After spending close to an hour speaking with him by phone I realized precisely why the rebuilding of Greensburg can become an uplifting model for us all. I trust you’ll enjoy his insight and enthusiasm as much as I did.
TreeHugger: What do you believe made the people of Greensburg decide to rebuild the town in a green fashion?
Taylor Schmidt: Well after at least 96% of the town was destroyed there has obviously been a massive need for rebuilding, and the town has come together as a big family, really, and it’s been one joint effort to rebuild the town better than it was and more sustainable and green than it was. So we’ve really been learning a lot about what we need to do to keep our town from dying again. And we’ve been learning about building and going green and implementing a lot of green into our rebuilding efforts.
TH: And what have people in Greensburg learned that’s struck you particularly?
TS: Well we live in a very red, conservative state. It’s the buckle of the Bible Belt. But we have become informed about green and see it as a universal concept. It’s really a bipartisan issue, so I believe that parties shouldn’t influence it. And green just makes sense to us, it’s really simple switches. Simple ways you can build where it will last longer, save more energy, and use fewer resources. And there’s been an incredible amount of folks helping us implement these ideas.
TH: How well do the other kids in Greensburg understand all of this?
TS: Kids have been the driving force for rebuilding. It’s practically unprecedented. They’ve actually encouraged us to come into the process of rebuilding and haven’t been shunning us like most people would. They’ve really embraced us; almost all of the youth have become involved in the rebuilding of Greensburg. We’ve been on committees with FEMA and there are around 20 students out of 100 involved on various committees and things like that.
And because of that involvement a green club has formed at Greensburg High School. Basically it’s a group of kids that want to learn more about green, what it is, how simple it is, how we can implement it in our lives. And what affect it has on our lives, finances, and the city.
It’s just so exciting; I don’t think you can find a person in the whole high school who doesn’t know about going green.
TH: How have the youth of Greensburg helped others in town understand the concept of going green?
TS: We’ve been reading about it so we can help those who don’t understand it as much in older generations; and as we learn more about things we can do ranging from emailing assignments or encouraging some people that are rebuilding to use CFL’s instead of incandescent light bulbs we’re really making a difference. The school community has really been supportive as well. The school is even going to be rebuilt to LEED platinum standards. It’s a testimony to how much impact green has on our town right now. We’ve even gone with several of our teachers up to Chicago to the national green building convention and learned about how we can rebuild school and town with green roofs for water, and other practices ranging from all sorts of simple things like using efficient lighting and efficient water usage to installing wind turbines and solar and geothermal heating. Our school is actually going to be powered by its own large wind turbine.

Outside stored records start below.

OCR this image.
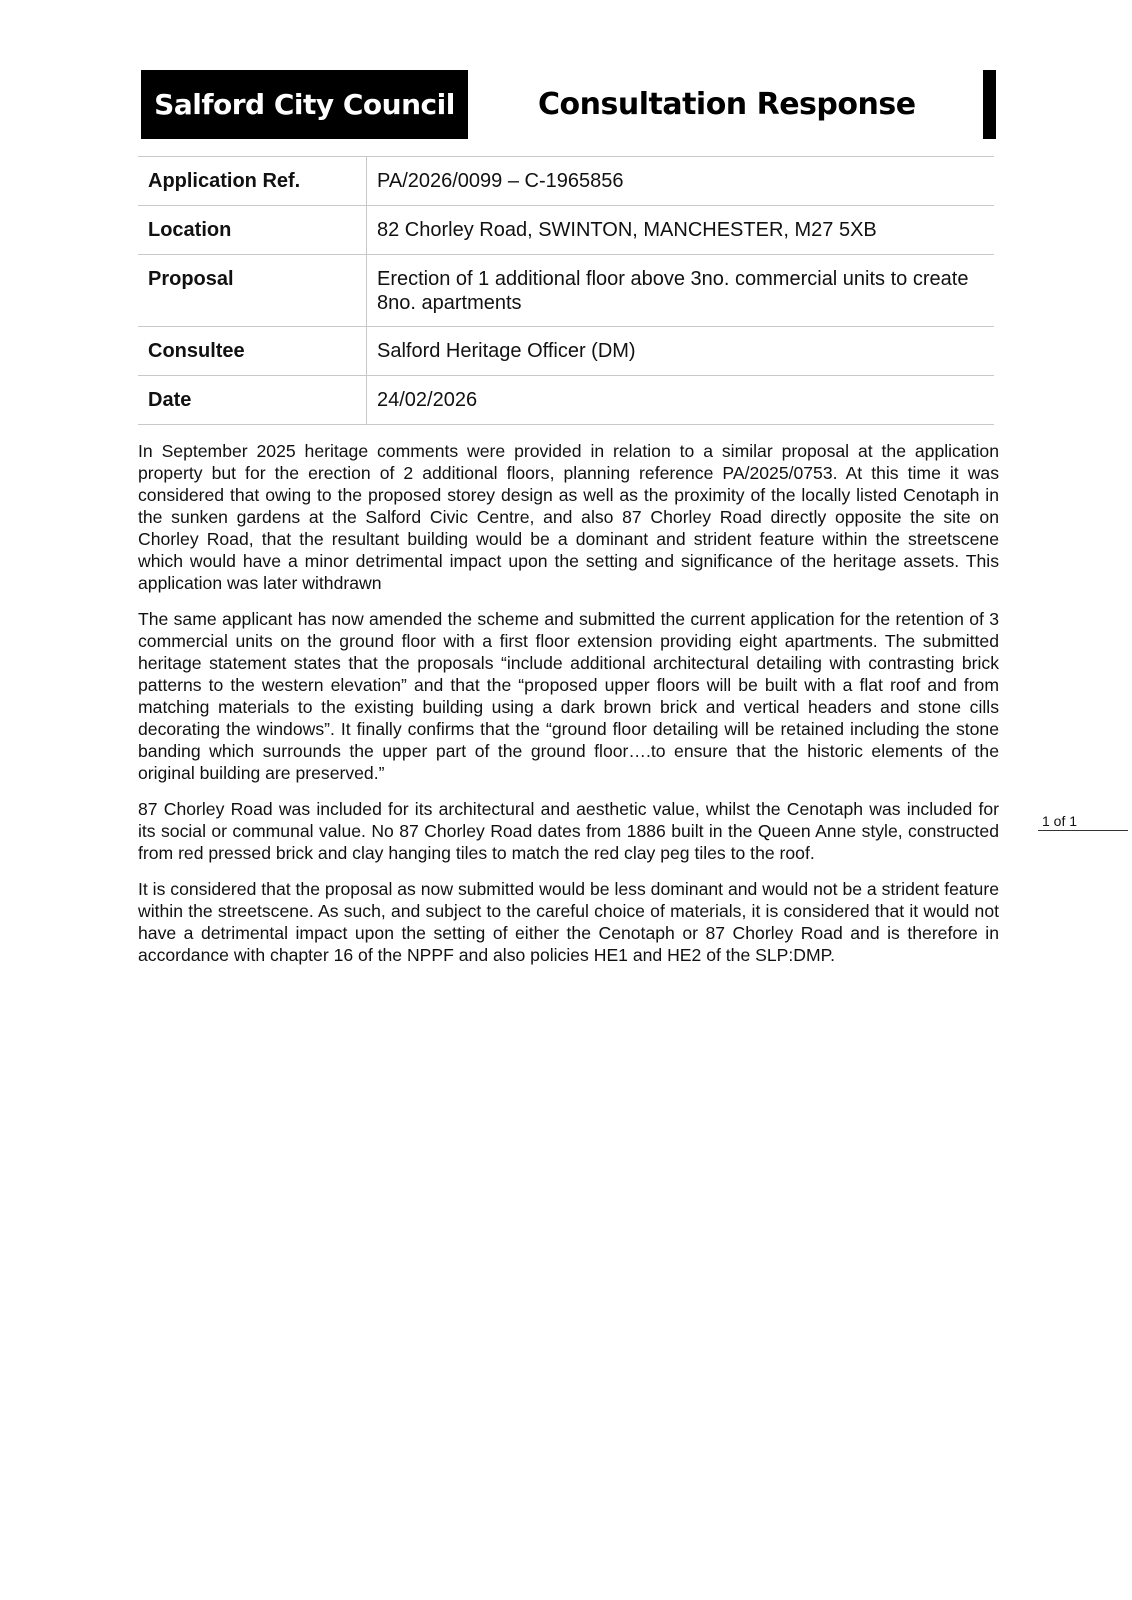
Salford City Council	Consultation Response
Application Ref.	PA/2026/0099 – C-1965856
Location	82 Chorley Road, SWINTON, MANCHESTER, M27 5XB
Proposal	Erection of 1 additional floor above 3no. commercial units to create 8no. apartments
Consultee	Salford Heritage Officer (DM)
Date	24/02/2026

In September 2025 heritage comments were provided in relation to a similar proposal at the application property but for the erection of 2 additional floors, planning reference PA/2025/0753. At this time it was considered that owing to the proposed storey design as well as the proximity of the locally listed Cenotaph in the sunken gardens at the Salford Civic Centre, and also 87 Chorley Road directly opposite the site on Chorley Road, that the resultant building would be a dominant and strident feature within the streetscene which would have a minor detrimental impact upon the setting and significance of the heritage assets. This application was later withdrawn

The same applicant has now amended the scheme and submitted the current application for the retention of 3 commercial units on the ground floor with a first floor extension providing eight apartments. The submitted heritage statement states that the proposals “include additional architectural detailing with contrasting brick patterns to the western elevation” and that the “proposed upper floors will be built with a flat roof and from matching materials to the existing building using a dark brown brick and vertical headers and stone cills decorating the windows”. It finally confirms that the “ground floor detailing will be retained including the stone banding which surrounds the upper part of the ground floor….to ensure that the historic elements of the original building are preserved.”

87 Chorley Road was included for its architectural and aesthetic value, whilst the Cenotaph was included for its social or communal value. No 87 Chorley Road dates from 1886 built in the Queen Anne style, constructed from red pressed brick and clay hanging tiles to match the red clay peg tiles to the roof.

It is considered that the proposal as now submitted would be less dominant and would not be a strident feature within the streetscene. As such, and subject to the careful choice of materials, it is considered that it would not have a detrimental impact upon the setting of either the Cenotaph or 87 Chorley Road and is therefore in accordance with chapter 16 of the NPPF and also policies HE1 and HE2 of the SLP:DMP.

1 of 1
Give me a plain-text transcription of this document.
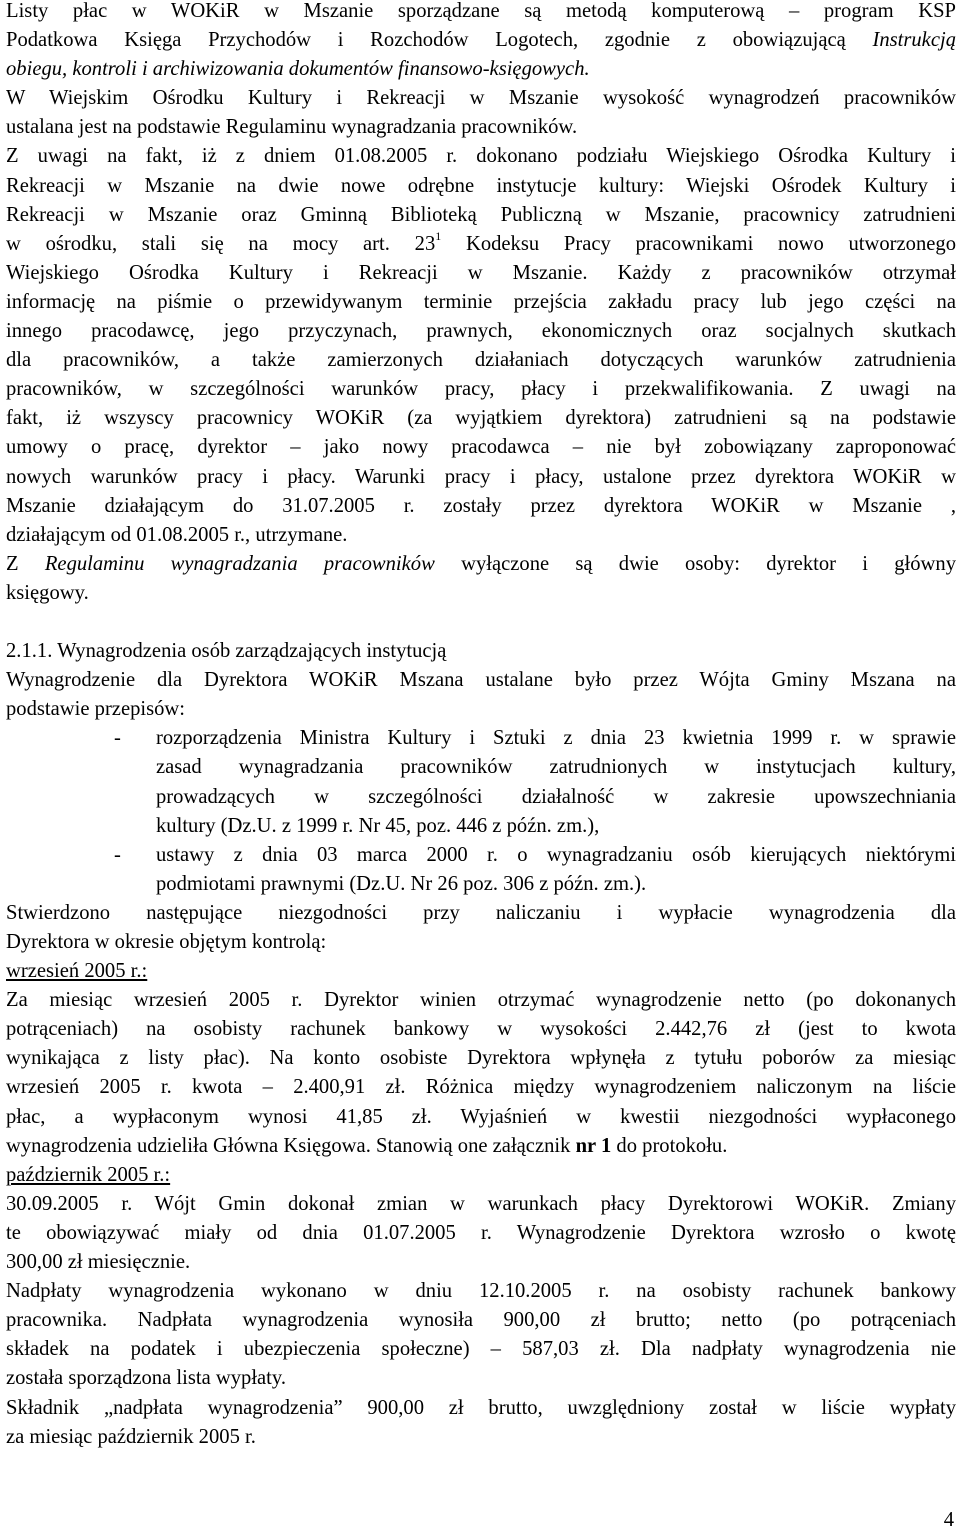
Listy płac w WOKiR w Mszanie sporządzane są metodą komputerową – program KSP
Podatkowa Księga Przychodów i Rozchodów Logotech, zgodnie z obowiązującą Instrukcją
obiegu, kontroli i archiwizowania dokumentów finansowo-księgowych.
W Wiejskim Ośrodku Kultury i Rekreacji w Mszanie wysokość wynagrodzeń pracowników
ustalana jest na podstawie Regulaminu wynagradzania pracowników.
Z uwagi na fakt, iż z dniem 01.08.2005 r. dokonano podziału Wiejskiego Ośrodka Kultury i
Rekreacji w Mszanie na dwie nowe odrębne instytucje kultury: Wiejski Ośrodek Kultury i
Rekreacji w Mszanie oraz Gminną Biblioteką Publiczną w Mszanie, pracownicy zatrudnieni
w ośrodku, stali się na mocy art. $23^1$ Kodeksu Pracy pracownikami nowo utworzonego
Wiejskiego Ośrodka Kultury i Rekreacji w Mszanie. Każdy z pracowników otrzymał
informację na piśmie o przewidywanym terminie przejścia zakładu pracy lub jego części na
innego pracodawcę, jego przyczynach, prawnych, ekonomicznych oraz socjalnych skutkach
dla pracowników, a także zamierzonych działaniach dotyczących warunków zatrudnienia
pracowników, w szczególności warunków pracy, płacy i przekwalifikowania. Z uwagi na
fakt, iż wszyscy pracownicy WOKiR (za wyjątkiem dyrektora) zatrudnieni są na podstawie
umowy o pracę, dyrektor – jako nowy pracodawca – nie był zobowiązany zaproponować
nowych warunków pracy i płacy. Warunki pracy i płacy, ustalone przez dyrektora WOKiR w
Mszanie działającym do 31.07.2005 r. zostały przez dyrektora WOKiR w Mszanie ,
działającym od 01.08.2005 r., utrzymane.
Z Regulaminu wynagradzania pracowników wyłączone są dwie osoby: dyrektor i główny
księgowy.
2.1.1. Wynagrodzenia osób zarządzających instytucją
Wynagrodzenie dla Dyrektora WOKiR Mszana ustalane było przez Wójta Gminy Mszana na
podstawie przepisów:
- rozporządzenia Ministra Kultury i Sztuki z dnia 23 kwietnia 1999 r. w sprawie
zasad wynagradzania pracowników zatrudnionych w instytucjach kultury,
prowadzących w szczególności działalność w zakresie upowszechniania
kultury (Dz.U. z 1999 r. Nr 45, poz. 446 z późn. zm.),
- ustawy z dnia 03 marca 2000 r. o wynagradzaniu osób kierujących niektórymi
podmiotami prawnymi (Dz.U. Nr 26 poz. 306 z późn. zm.).
Stwierdzono następujące niezgodności przy naliczaniu i wypłacie wynagrodzenia dla
Dyrektora w okresie objętym kontrolą:
wrzesień 2005 r.:
Za miesiąc wrzesień 2005 r. Dyrektor winien otrzymać wynagrodzenie netto (po dokonanych
potrąceniach) na osobisty rachunek bankowy w wysokości 2.442,76 zł (jest to kwota
wynikająca z listy płac). Na konto osobiste Dyrektora wpłynęła z tytułu poborów za miesiąc
wrzesień 2005 r. kwota – 2.400,91 zł. Różnica między wynagrodzeniem naliczonym na liście
płac, a wypłaconym wynosi 41,85 zł. Wyjaśnień w kwestii niezgodności wypłaconego
wynagrodzenia udzieliła Główna Księgowa. Stanowią one załącznik nr 1 do protokołu.
październik 2005 r.:
30.09.2005 r. Wójt Gmin dokonał zmian w warunkach płacy Dyrektorowi WOKiR. Zmiany
te obowiązywać miały od dnia 01.07.2005 r. Wynagrodzenie Dyrektora wzrosło o kwotę
300,00 zł miesięcznie.
Nadpłaty wynagrodzenia wykonano w dniu 12.10.2005 r. na osobisty rachunek bankowy
pracownika. Nadpłata wynagrodzenia wynosiła 900,00 zł brutto; netto (po potrąceniach
składek na podatek i ubezpieczenia społeczne) – 587,03 zł. Dla nadpłaty wynagrodzenia nie
została sporządzona lista wypłaty.
Składnik „nadpłata wynagrodzenia” 900,00 zł brutto, uwzględniony został w liście wypłaty
za miesiąc październik 2005 r.
4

It’s going to be a sustainable, lasting, innovative, comfortable, and inspiring atmosphere that encourages education and works with environment instead of against it. That’s what the entire town is trying to do; work with nature instead of against it.
I think of myself as a 17-year old watching our town learn about how we can thrive again and even grow back better than we were before. Some people think how terrible it must be, but I think it’s a blessing to live in such exciting times.
TH: What have you come to believe makes the town of Greensburg so unique?
TS: We’ve realized that the spirit of working together is what makes Greensburg so unique. Before this happened we all (the youth) wanted to leave, but now we want to stay. It’s given us a reason to understand we have a long term affect on our community and the world.
And we think that by going green we can show the rest of the world what we’re made of and that we can come back again from tragedy.
TH: And what impact do folks in town believe you’ll all be having on society by choosing to be a part of the upcoming show?
TS: We really want to show them what’s next, and what’s going to happen; the responsibility each of us have for the earth. We’re an eco-town and a shining example of what we’re all going to need to do if we want to continue living in a world that gives each of us so much.
TH: If you had one question you could ask President Bush when he comes to speak at the high school graduation May 4th, what would it be?
TS: How can the U.S. change its ways? How are we all going to become informed; as informed as we are here in Greensburg? Many people here thought that green was just this way out there radical idea that’s never going to happen… Just this crazy little thing and that we’re fine and nothing bad is ever going to happen.
But we’ve become informed that yes; there is something to be concerned about. Green isn’t radical, it’s simple. There are radical elements to it, but it’s really simple and about changing bad habits to things that are more responsible with the result of making huge improvements on this world.
Even these old Republicans here are realizing it’s good on their finances, more comfortable than traditional methods, and it’s really not California radical at all.
You don’t have to give up everything; you can actually gain things by going green. Look at us; we’re gaining a whole town by going green. It’s extremely exciting!
TH: Taylor, is there anything else you’d like everyone out there in America to know about going green?
TS: Just that green is so simple; it’s not a radical concept. It’s just a simple switch to make a huge difference.
The rebuilding of Greensburg, Kansas is set to be the focus of an original television series airing on Discovery’s Planet Green this summer.